Traditional evaluations of Genomic Foundation Models often rely on static datasets and pre-defined metrics, limiting their ability to uncover subtle vulnerabilities or comprehensively assess model robustness. In contrast, an agentic framework, such as SAGE, facilitates a more nuanced assessment by employing multiple agents that systematically probe the model with varied and dynamically generated inputs. This approach allows for the exploration of a broader input space and the identification of weaknesses that static evaluations might miss. The iterative and adaptive nature of the agentic system enables a deeper understanding of model behavior under different conditions, providing a more comprehensive evaluation of its reliability and potential failure modes than is achievable with fixed, pre-defined test sets.

Targeted soft prompt attacks significantly alter the predicted label distribution across both the CM and ARM datasets, as evidenced by the change in predicted logit likelihood ratio (ΔPLLR) for each label.
Targeted soft prompt attacks significantly alter the predicted label distribution across both the CM and ARM datasets, as evidenced by the change in predicted logit likelihood ratio (ΔPLLR) for each label.

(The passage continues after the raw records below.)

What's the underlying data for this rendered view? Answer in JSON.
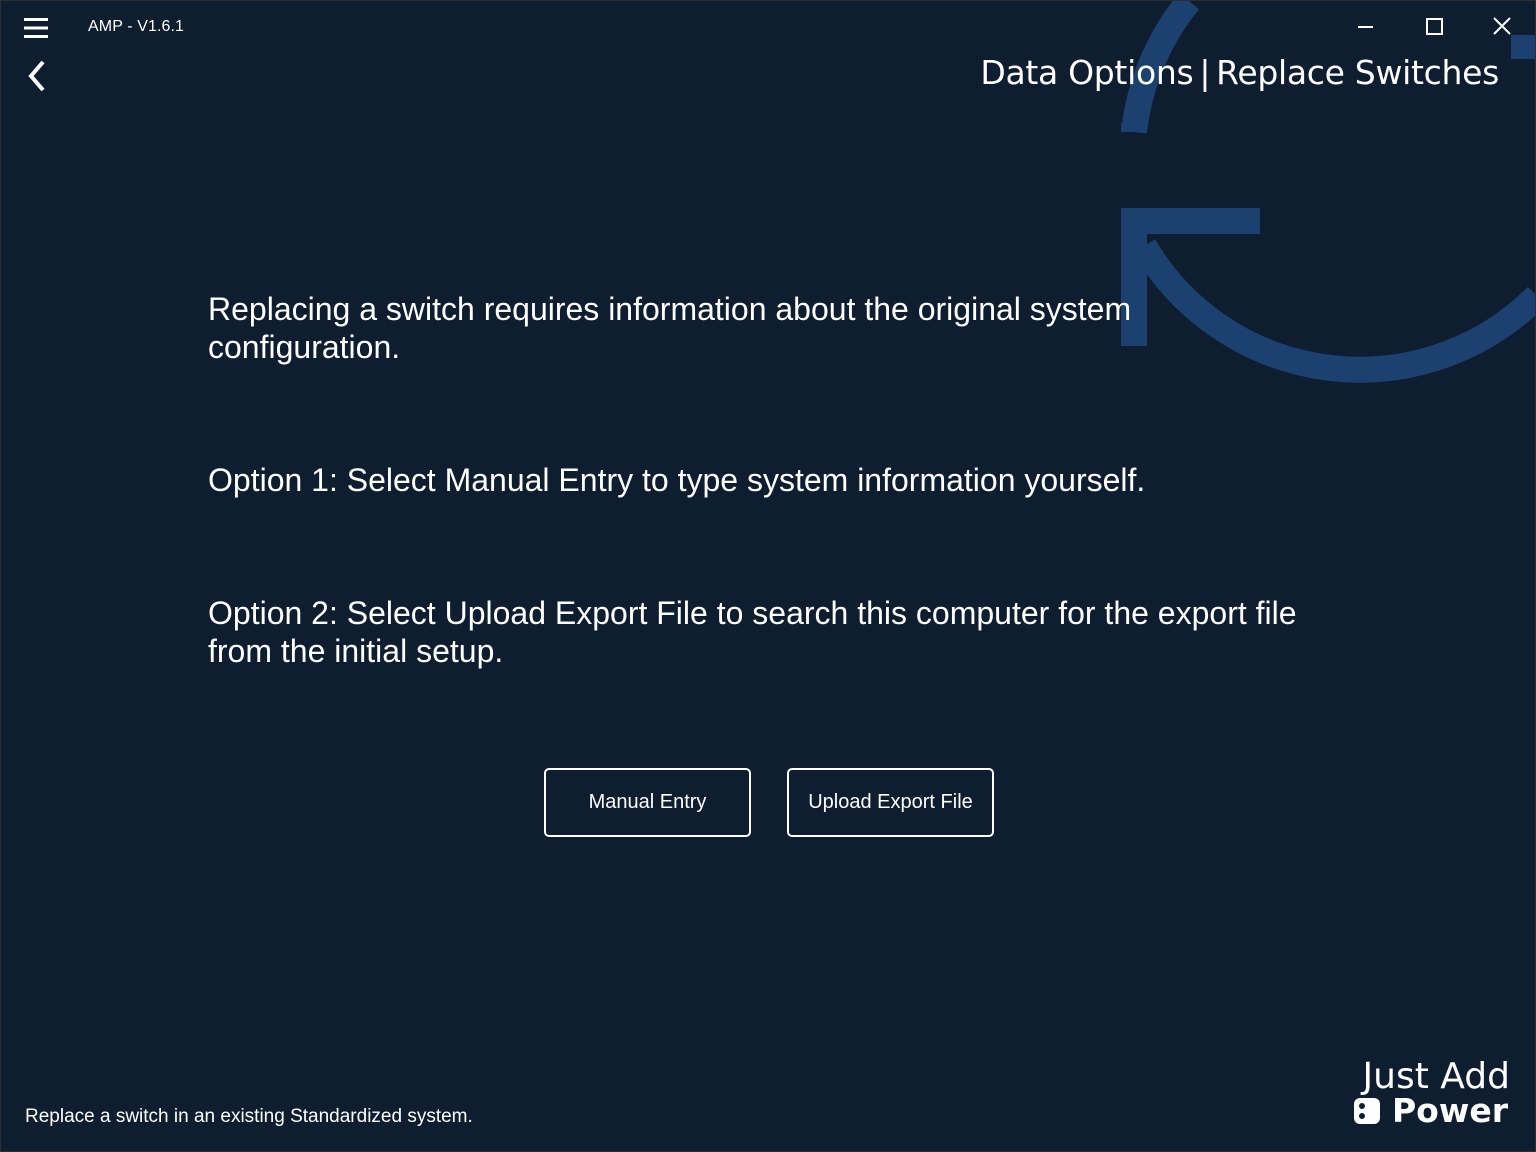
{
  "window": {
    "app_title": "AMP - V1.6.1",
    "controls": {
      "minimize": "minimize-icon",
      "maximize": "maximize-icon",
      "close": "close-icon"
    }
  },
  "header": {
    "menu_icon": "hamburger-menu-icon",
    "back_icon": "chevron-left-icon",
    "title_section": "Data Options",
    "title_separator": "|",
    "title_page": "Replace Switches"
  },
  "main": {
    "paragraphs": [
      "Replacing a switch requires information about the original system configuration.",
      "Option 1: Select Manual Entry to type system information yourself.",
      "Option 2: Select Upload Export File to search this computer for the export file from the initial setup."
    ],
    "buttons": {
      "manual_entry": "Manual Entry",
      "upload_export_file": "Upload Export File"
    }
  },
  "footer": {
    "description": "Replace a switch in an existing Standardized system.",
    "brand_line1": "Just Add",
    "brand_line2": "Power"
  },
  "colors": {
    "background": "#0e1d30",
    "accent_graphic": "#1c4170",
    "text": "#ffffff"
  }
}
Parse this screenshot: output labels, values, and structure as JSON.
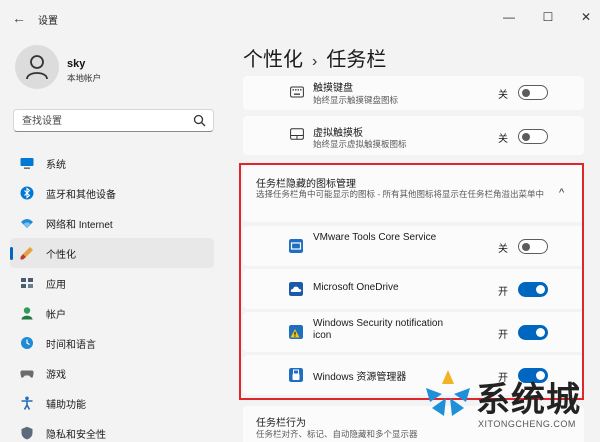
{
  "window": {
    "title": "设置",
    "back_glyph": "←",
    "minimize_glyph": "—",
    "maximize_glyph": "☐",
    "close_glyph": "✕"
  },
  "user": {
    "name": "sky",
    "account_type": "本地帐户"
  },
  "search": {
    "placeholder": "查找设置"
  },
  "sidebar": {
    "items": [
      {
        "label": "系统",
        "icon": "monitor-icon",
        "active": false
      },
      {
        "label": "蓝牙和其他设备",
        "icon": "bluetooth-icon",
        "active": false
      },
      {
        "label": "网络和 Internet",
        "icon": "wifi-icon",
        "active": false
      },
      {
        "label": "个性化",
        "icon": "brush-icon",
        "active": true
      },
      {
        "label": "应用",
        "icon": "apps-icon",
        "active": false
      },
      {
        "label": "帐户",
        "icon": "person-icon",
        "active": false
      },
      {
        "label": "时间和语言",
        "icon": "clock-globe-icon",
        "active": false
      },
      {
        "label": "游戏",
        "icon": "gamepad-icon",
        "active": false
      },
      {
        "label": "辅助功能",
        "icon": "accessibility-icon",
        "active": false
      },
      {
        "label": "隐私和安全性",
        "icon": "shield-icon",
        "active": false
      }
    ]
  },
  "breadcrumb": {
    "parent": "个性化",
    "separator": "›",
    "current": "任务栏"
  },
  "rows_top": [
    {
      "title": "触摸键盘",
      "desc": "始终显示触摸键盘图标",
      "state": "关",
      "on": false,
      "icon": "keyboard-icon"
    },
    {
      "title": "虚拟触摸板",
      "desc": "始终显示虚拟触摸板图标",
      "state": "关",
      "on": false,
      "icon": "touchpad-icon"
    }
  ],
  "hidden_icons": {
    "title": "任务栏隐藏的图标管理",
    "desc": "选择任务栏角中可能显示的图标 - 所有其他图标将显示在任务栏角溢出菜单中",
    "chevron": "^",
    "items": [
      {
        "name": "VMware Tools Core Service",
        "state": "关",
        "on": false,
        "icon": "vmware-icon"
      },
      {
        "name": "Microsoft OneDrive",
        "state": "开",
        "on": true,
        "icon": "onedrive-icon"
      },
      {
        "name": "Windows Security notification icon",
        "state": "开",
        "on": true,
        "icon": "security-warning-icon"
      },
      {
        "name": "Windows 资源管理器",
        "state": "开",
        "on": true,
        "icon": "usb-drive-icon"
      }
    ]
  },
  "taskbar_behavior": {
    "title": "任务栏行为",
    "desc": "任务栏对齐、标记、自动隐藏和多个显示器"
  },
  "watermark": {
    "title": "系统城",
    "subtitle": "XITONGCHENG.COM"
  },
  "colors": {
    "accent": "#0067c0",
    "highlight": "#e0262c",
    "watermark_blue": "#1e8fd8"
  }
}
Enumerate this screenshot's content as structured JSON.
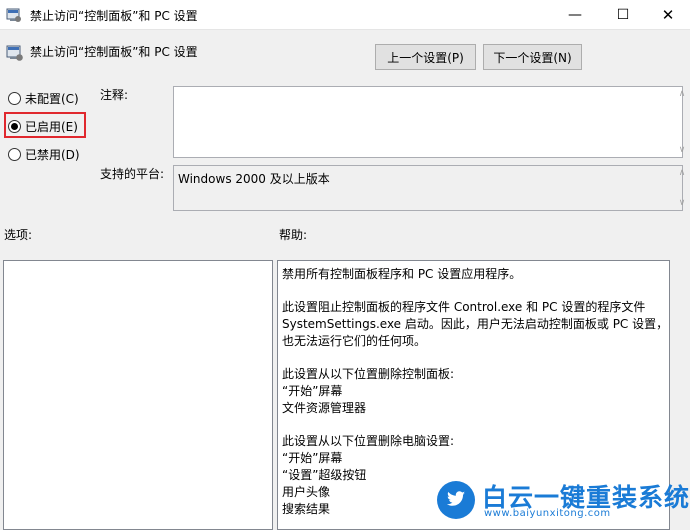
{
  "window": {
    "title": "禁止访问“控制面板”和 PC 设置",
    "minimize_glyph": "—",
    "maximize_glyph": "☐",
    "close_glyph": "✕"
  },
  "header": {
    "title": "禁止访问“控制面板”和 PC 设置",
    "prev_button": "上一个设置(P)",
    "next_button": "下一个设置(N)"
  },
  "state": {
    "options": [
      {
        "label": "未配置(C)",
        "selected": false
      },
      {
        "label": "已启用(E)",
        "selected": true
      },
      {
        "label": "已禁用(D)",
        "selected": false
      }
    ],
    "highlight_color": "#e0282e"
  },
  "comment": {
    "label": "注释:",
    "value": ""
  },
  "platform": {
    "label": "支持的平台:",
    "value": "Windows 2000 及以上版本"
  },
  "options_section": {
    "label": "选项:"
  },
  "help": {
    "label": "帮助:",
    "lines": [
      "禁用所有控制面板程序和 PC 设置应用程序。",
      "",
      "此设置阻止控制面板的程序文件 Control.exe 和 PC 设置的程序文件",
      "SystemSettings.exe 启动。因此，用户无法启动控制面板或 PC 设置，",
      "也无法运行它们的任何项。",
      "",
      "此设置从以下位置删除控制面板:",
      "“开始”屏幕",
      "文件资源管理器",
      "",
      "此设置从以下位置删除电脑设置:",
      "“开始”屏幕",
      "“设置”超级按钮",
      "用户头像",
      "搜索结果"
    ]
  },
  "watermark": {
    "text": "白云一键重装系统",
    "url": "www.baiyunxitong.com",
    "color": "#1a7bd6"
  },
  "icons": {
    "app": "policy-settings-icon",
    "header": "policy-settings-icon"
  }
}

Benchmarking Resilience: A Comparative Analysis of Genomic Foundation Models

Evaluation of genomic foundation model robustness was conducted utilizing the Sequence Alignment Guided Enhancement (SAGE) framework. The models included in this assessment were ESM-1b, ESM2-150M, ESM2-650M, and ESM1v, representing a range of architectures and parameter sizes within the ESM family. SAGE facilitated a standardized approach to assess performance consistency and susceptibility to perturbations across these models, forming the basis for comparative analysis detailed in subsequent results. This evaluation setup allowed for quantifiable metrics to be generated for each model under identical testing conditions.

Model robustness evaluations utilized datasets focused on two distinct cardiac disease contexts: Arrhythmia and Cardiomyopathy. The Arrhythmia dataset represents genomic sequences associated with irregular heart rhythms, while the Cardiomyopathy dataset comprises sequences linked to diseases affecting the heart muscle. This dual-context approach allowed for assessment of model performance across varying genomic features and disease manifestations, providing a more comprehensive understanding of potential vulnerabilities beyond a single disease type.

Evaluation of model robustness utilized the Area Under the Receiver Operating Characteristic curve (AUROC) and Area Under the Precision-Recall curve (AUPR) as key performance indicators. Targeted soft prompt attacks against the ESM2-150M model resulted in a measurable decrease in performance on both the Cardiomyopathy (CM) and Arrhythmia (ARM) datasets; specifically, AUROC values dropped by 0.07 on the CM dataset and 0.10 on the ARM dataset following adversarial prompting. These results indicate a susceptibility to input perturbations even with current state-of-the-art Genomic Foundation Models.

Evaluation of model robustness demonstrated that targeted attacks on ESM-1b resulted in a 0.07 Area Under the Receiver Operating Characteristic (AUROC) decrease when tested on the Cardiomyopathy (CM) dataset. Similarly, attacks on ESM1v led to a 0.13 reduction in Area Under the Precision-Recall curve (AUPR) when assessed using the Arrhythmia (ARM) dataset. These results indicate that even currently advanced Genomic Foundation Models are vulnerable to adversarial perturbations, potentially impacting the reliability of predictions in clinical applications.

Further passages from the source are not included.